Kepolisian Jakarta Selatan melakukan tes DNA terhadap kerangka yang diduga merupakan jasad Alvaro Kiano Nugroho, seorang anak laki-laki berusia 6 tahun yang dilaporkan hilang sejak Maret 2025. Tes DNA merupakan proses laboratorium untuk menganalisis DNA, materi genetik yang unik bagi setiap individu. Kapolres Metro Jakarta Selatan, Kombes Nicolas Ary Lilipaly, menyatakan perlunya pemeriksaan DNA dan forensik untuk memastikan identitas kerangka tersebut. Penyidik masih dalam proses penyelidikan kasus ini dan akan memberikan keterangan lebih lanjut setelah hasil tes DNA keluar.

Pihak kepolisian juga mengungkapkan bahwa rekaman CCTV di sekitar rumah korban yang terhapus setiap hari menjadi kendala dalam penyelidikan kasus ini.

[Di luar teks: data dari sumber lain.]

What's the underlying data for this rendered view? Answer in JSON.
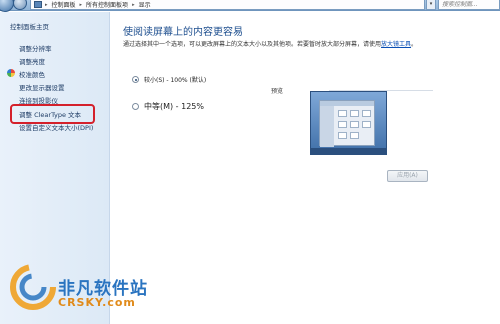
{
  "address_bar": {
    "crumbs": [
      "控制面板",
      "所有控制面板项",
      "显示"
    ],
    "search_placeholder": "搜索控制面..."
  },
  "sidebar": {
    "items": [
      {
        "label": "控制面板主页"
      },
      {
        "label": "调整分辨率"
      },
      {
        "label": "调整亮度"
      },
      {
        "label": "校准颜色"
      },
      {
        "label": "更改显示器设置"
      },
      {
        "label": "连接到投影仪"
      },
      {
        "label": "调整 ClearType 文本"
      },
      {
        "label": "设置自定义文本大小(DPI)"
      }
    ]
  },
  "main": {
    "title": "使阅读屏幕上的内容更容易",
    "description": "通过选择其中一个选项，可以更改屏幕上的文本大小以及其他项。若要暂时放大部分屏幕，请使用",
    "description_link": "放大镜工具",
    "description_end": "。",
    "options": [
      {
        "label": "较小(S) - 100% (默认)",
        "selected": true
      },
      {
        "label": "中等(M) - 125%",
        "selected": false
      }
    ],
    "preview_label": "预览",
    "apply_label": "应用(A)"
  },
  "watermark": {
    "title": "非凡软件站",
    "url": "CRSKY.com"
  },
  "colors": {
    "accent": "#1e4f8f",
    "highlight": "#d4202b",
    "link": "#0a4fb4"
  }
}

Selain itu, laporan hilangnya Alvaro tidak tepat pada hari kejadian menyulitkan proses pencarian. Berbagai informasi diperoleh dari saksi, sekolah, keluarga, dan juga melalui pesan langsung di Instagram serta saluran aduan Kapolsek. Alvaro terhitung hilang selama delapan bulan sejak 6 Maret 2025 dan kakek korban menduga bahwa anak tersebut diculik oleh seorang pria yang mengaku sebagai ayahnya.

Penemuan kerangka Alvaro menimbulkan berbagai pertanyaan dan keprihatinan, namun penyidik masih terus bekerja untuk mengungkap kebenaran di balik kasus ini. Keterlibatan masyarakat dalam memberikan informasi dan kerjasama dengan pihak berwajib diharapkan dapat membantu dalam proses penyelidikan lebih lanjut. Semua pihak menantikan hasil tes DNA yang akan menegaskan identitas kerangka tersebut, sehingga kasus hilangnya Alvaro Kiano Nugroho dapat terungkap dengan jelas.